Will you both die, or at least cause your teeth to fall out and crumble away by kissing? I'd wager not. But if his kissing warning gets you to use listerine in the morning and before you go to bed, at the very least - well, then that's a positive.

Flossing and brushing on top of that? Even better!
posted by rich at 4:10 AM on May 1, 2012


I am not a dentist, but I was a hygienist when I was in college. Cavities happen when food and bacteria get into a crevice of a tooth. Think of how a tooth is formed...there is lots of room for air pockets to occur, especially in the back teeth which are actually four small teeth growing at once to form one tooth when it surfaces. Cavities are simply a bacterial growth that has started to degenerate what is around it. So, no, you didn't give him a cavity. That is insane. I think perhaps your boyfriend is pulling your leg or the dentist is pulling your boyfriend's leg.
posted by Yellow at 5:02 AM on May 1, 2012


Best answer: "My boyfriend of a year has a history of cavities"

This suggests he has already been colonized with the bacteria necessary for the development of cavities. It is possible that the overabundance of bacteria from your mouth has help the course of infection in his mouth, but as a microbiologist with an interest (but not research focus) in dental pathogens, I've never seen convincing proof of this (though I'd happily be proved wrong). It's true that if you "paint on" high concentrations of bacteria you can induce tooth decay in unfavorable environments animal studies, but like Blasdelb, I've never seen adult transmission studies. Also, since he has had cavities before it is likely that the harmful bacteria have never been fully cleared from his mouth.

As someone who trains future dentists in microbiology, I have first hand experience telling me that most of the students don't take it seriously at all (compared to say, an AP high school class). I've also had dentist tell me straight up crazy stuff, like the time my personal dentist told me that my gingivitis was a sign that I had AIDS. I don't have AIDS, HIV, or any AIDS like symptoms, and that was really inappropriate, as was telling an adult he shouldn't kiss his girlfriend. Sooo dentists would not be my #1 source for updates in dental microbiology.

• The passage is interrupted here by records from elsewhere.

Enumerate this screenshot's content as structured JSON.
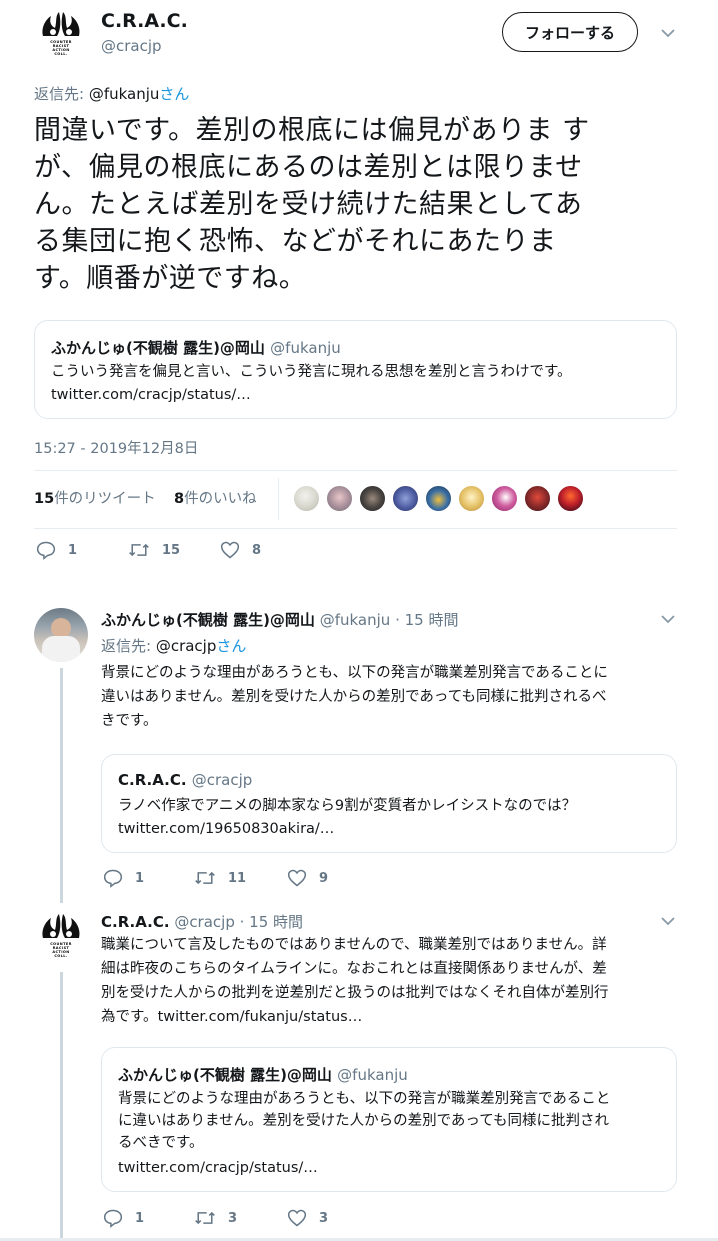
{
  "main_tweet": {
    "display_name": "C.R.A.C.",
    "handle": "@cracjp",
    "follow_label": "フォローする",
    "reply_to_prefix": "返信先: ",
    "reply_to_handle": "@fukanju",
    "reply_to_suffix": "さん",
    "text_lines": [
      "間違いです。差別の根底には偏見がありま す",
      "が、偏見の根底にあるのは差別とは限りませ",
      "ん。たとえば差別を受け続けた結果としてあ",
      "る集団に抱く恐怖、などがそれにあたりま",
      "す。順番が逆ですね。"
    ],
    "quote": {
      "name": "ふかんじゅ(不観樹 露生)@岡山",
      "handle": "@fukanju",
      "text": "こういう発言を偏見と言い、こういう発言に現れる思想を差別と言うわけです。",
      "link": "twitter.com/cracjp/status/…"
    },
    "timestamp": "15:27 - 2019年12月8日",
    "retweets_count": "15",
    "retweets_label": "件のリツイート",
    "likes_count": "8",
    "likes_label": "件のいいね",
    "actions": {
      "reply": "1",
      "retweet": "15",
      "like": "8"
    }
  },
  "reply1": {
    "display_name": "ふかんじゅ(不観樹 露生)@岡山",
    "handle": "@fukanju",
    "time": "· 15 時間",
    "reply_to_prefix": "返信先: ",
    "reply_to_handle": "@cracjp",
    "reply_to_suffix": "さん",
    "text_lines": [
      "背景にどのような理由があろうとも、以下の発言が職業差別発言であることに",
      "違いはありません。差別を受けた人からの差別であっても同様に批判されるべ",
      "きです。"
    ],
    "quote": {
      "name": "C.R.A.C.",
      "handle": "@cracjp",
      "text": "ラノベ作家でアニメの脚本家なら9割が変質者かレイシストなのでは？",
      "link": "twitter.com/19650830akira/…"
    },
    "actions": {
      "reply": "1",
      "retweet": "11",
      "like": "9"
    }
  },
  "reply2": {
    "display_name": "C.R.A.C.",
    "handle": "@cracjp",
    "time": "· 15 時間",
    "text_lines": [
      "職業について言及したものではありませんので、職業差別ではありません。詳",
      "細は昨夜のこちらのタイムラインに。なおこれとは直接関係ありませんが、差",
      "別を受けた人からの批判を逆差別だと扱うのは批判ではなくそれ自体が差別行"
    ],
    "text_last_plain": "為です。",
    "text_last_link": "twitter.com/fukanju/status…",
    "quote": {
      "name": "ふかんじゅ(不観樹 露生)@岡山",
      "handle": "@fukanju",
      "text_lines": [
        "背景にどのような理由があろうとも、以下の発言が職業差別発言であること",
        "に違いはありません。差別を受けた人からの差別であっても同様に批判され",
        "るべきです。"
      ],
      "link": "twitter.com/cracjp/status/…"
    },
    "actions": {
      "reply": "1",
      "retweet": "3",
      "like": "3"
    }
  },
  "colors": {
    "link": "#1b95e0",
    "secondary_text": "#657786",
    "border": "#e1e8ed",
    "thread_line": "#ccd6dd"
  }
}
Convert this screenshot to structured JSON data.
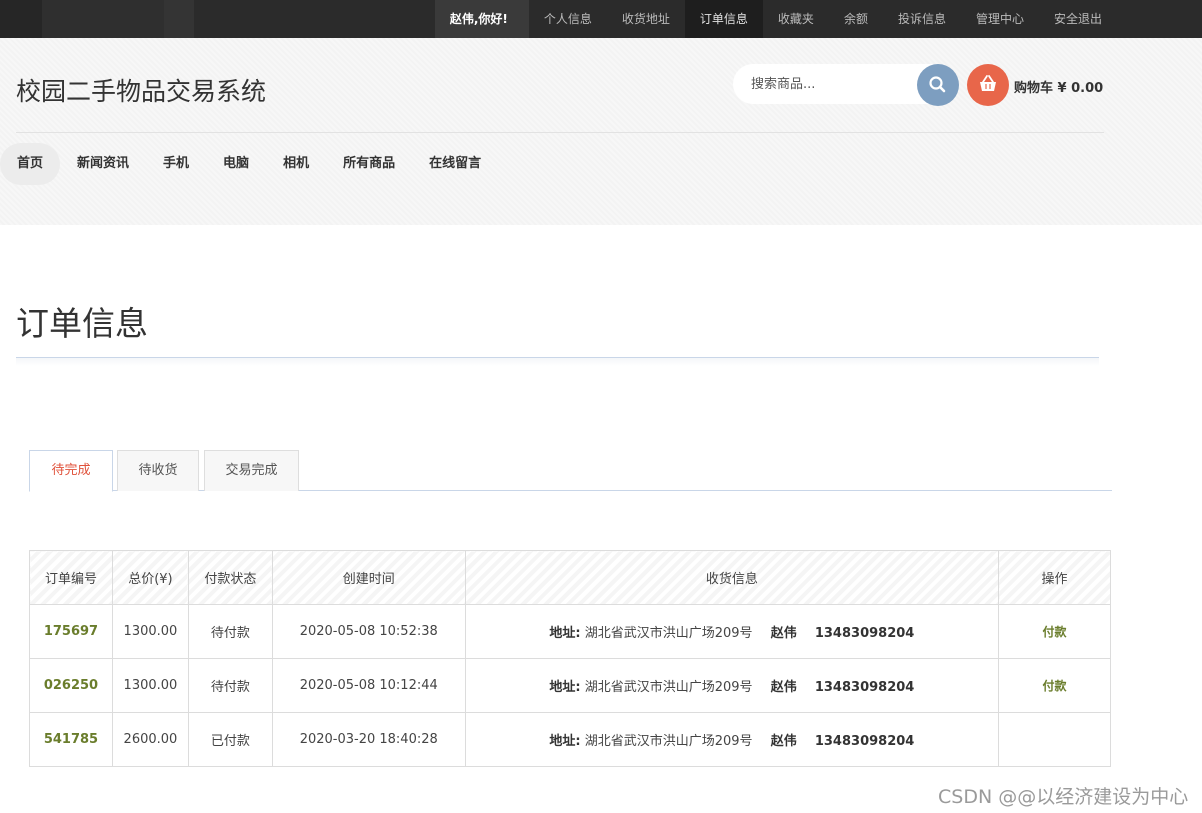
{
  "topbar": {
    "greeting": "赵伟,你好!",
    "items": [
      "个人信息",
      "收货地址",
      "订单信息",
      "收藏夹",
      "余额",
      "投诉信息",
      "管理中心",
      "安全退出"
    ],
    "active_index": 2
  },
  "header": {
    "site_title": "校园二手物品交易系统",
    "search_placeholder": "搜索商品...",
    "cart_label": "购物车 ¥ 0.00"
  },
  "mainnav": {
    "items": [
      "首页",
      "新闻资讯",
      "手机",
      "电脑",
      "相机",
      "所有商品",
      "在线留言"
    ],
    "active_index": 0
  },
  "page": {
    "title": "订单信息"
  },
  "tabs": {
    "items": [
      "待完成",
      "待收货",
      "交易完成"
    ],
    "active_index": 0
  },
  "table": {
    "headers": [
      "订单编号",
      "总价(¥)",
      "付款状态",
      "创建时间",
      "收货信息",
      "操作"
    ],
    "address_label": "地址:",
    "rows": [
      {
        "id": "175697",
        "total": "1300.00",
        "status": "待付款",
        "created": "2020-05-08 10:52:38",
        "address": "湖北省武汉市洪山广场209号",
        "name": "赵伟",
        "phone": "13483098204",
        "action": "付款"
      },
      {
        "id": "026250",
        "total": "1300.00",
        "status": "待付款",
        "created": "2020-05-08 10:12:44",
        "address": "湖北省武汉市洪山广场209号",
        "name": "赵伟",
        "phone": "13483098204",
        "action": "付款"
      },
      {
        "id": "541785",
        "total": "2600.00",
        "status": "已付款",
        "created": "2020-03-20 18:40:28",
        "address": "湖北省武汉市洪山广场209号",
        "name": "赵伟",
        "phone": "13483098204",
        "action": ""
      }
    ]
  },
  "watermark": "CSDN @@以经济建设为中心",
  "colors": {
    "topbar_bg": "#2b2b2b",
    "search_button": "#7d9ec0",
    "cart_button": "#e8664a",
    "active_tab_text": "#e0513a",
    "order_number": "#6a7d2c"
  },
  "icons": {
    "search_button": "search-icon",
    "cart_button": "basket-icon"
  }
}
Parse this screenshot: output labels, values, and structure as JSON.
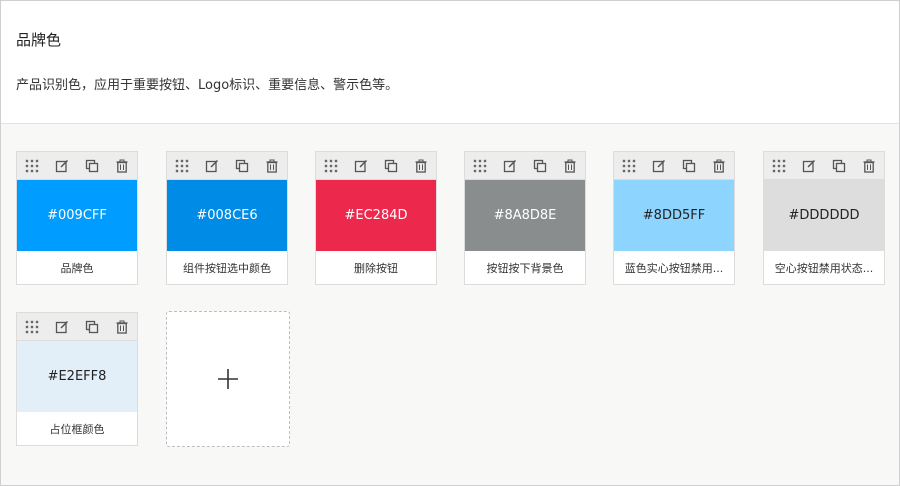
{
  "section": {
    "title": "品牌色",
    "description": "产品识别色，应用于重要按钮、Logo标识、重要信息、警示色等。"
  },
  "toolbar_icons": [
    "drag-grip-icon",
    "edit-icon",
    "copy-icon",
    "delete-icon"
  ],
  "colors": [
    {
      "hex": "#009CFF",
      "label": "品牌色",
      "text_tone": "dark"
    },
    {
      "hex": "#008CE6",
      "label": "组件按钮选中颜色",
      "text_tone": "dark"
    },
    {
      "hex": "#EC284D",
      "label": "删除按钮",
      "text_tone": "dark"
    },
    {
      "hex": "#8A8D8E",
      "label": "按钮按下背景色",
      "text_tone": "dark"
    },
    {
      "hex": "#8DD5FF",
      "label": "蓝色实心按钮禁用...",
      "text_tone": "light"
    },
    {
      "hex": "#DDDDDD",
      "label": "空心按钮禁用状态...",
      "text_tone": "light"
    },
    {
      "hex": "#E2EFF8",
      "label": "占位框颜色",
      "text_tone": "light"
    }
  ],
  "add_button": {
    "icon": "plus-icon"
  }
}
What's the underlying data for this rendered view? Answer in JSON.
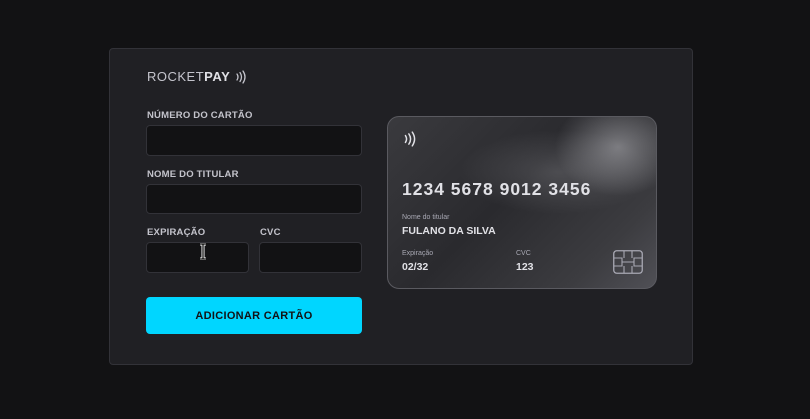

If he's really worried, adding a brushing before bed makes way more sense than not kissing your girlfriend.
posted by fermezporte at 5:10 AM on May 1, 2012 [2 favorites]


+1 for mouthwash rendering the problem moot.
posted by Citrus at 6:43 AM on May 1, 2012


Best answer: I just wanted to note that there are good reasons to take this seriously beyond keeping your teeth.

Oral health is incredibly important for your overall health. For example, people who floss have been shown to live significantly longer, and the positive effect is much greater than the negative effect of smoking. Both a lack of flossing and gum disease are associated with heart disease, which doesn't make any sense until you realize that Streptococcus mutans, the bacteria that primarily populates those biofilms that for on teeth, also populates the heart. No one knows how the S. mutans gets there, but it is probably from the mouth somehow.
posted by Blasdelb at 6:53 AM on May 1, 2012 [2 favorites]


One does have to wonder about the stuff in your mouth...do we face the same problems there as in other body parts ie killing "friendly cultures" off unintentionally allows hostile things to colonize it and generate more harm? So maybe there's some kind of ideal yogurt type way to replace the stuff in your mouth with something more friendly?
posted by Chekhovian at 7:45 AM on May 1, 2012


Response by poster: Thanks guys! This has been really helpful. I don't feel as guilty, but I'm getting the rest of my cavities filled ASAP and from now on we are both flossing/brushing/swishing mouthwash up a storm.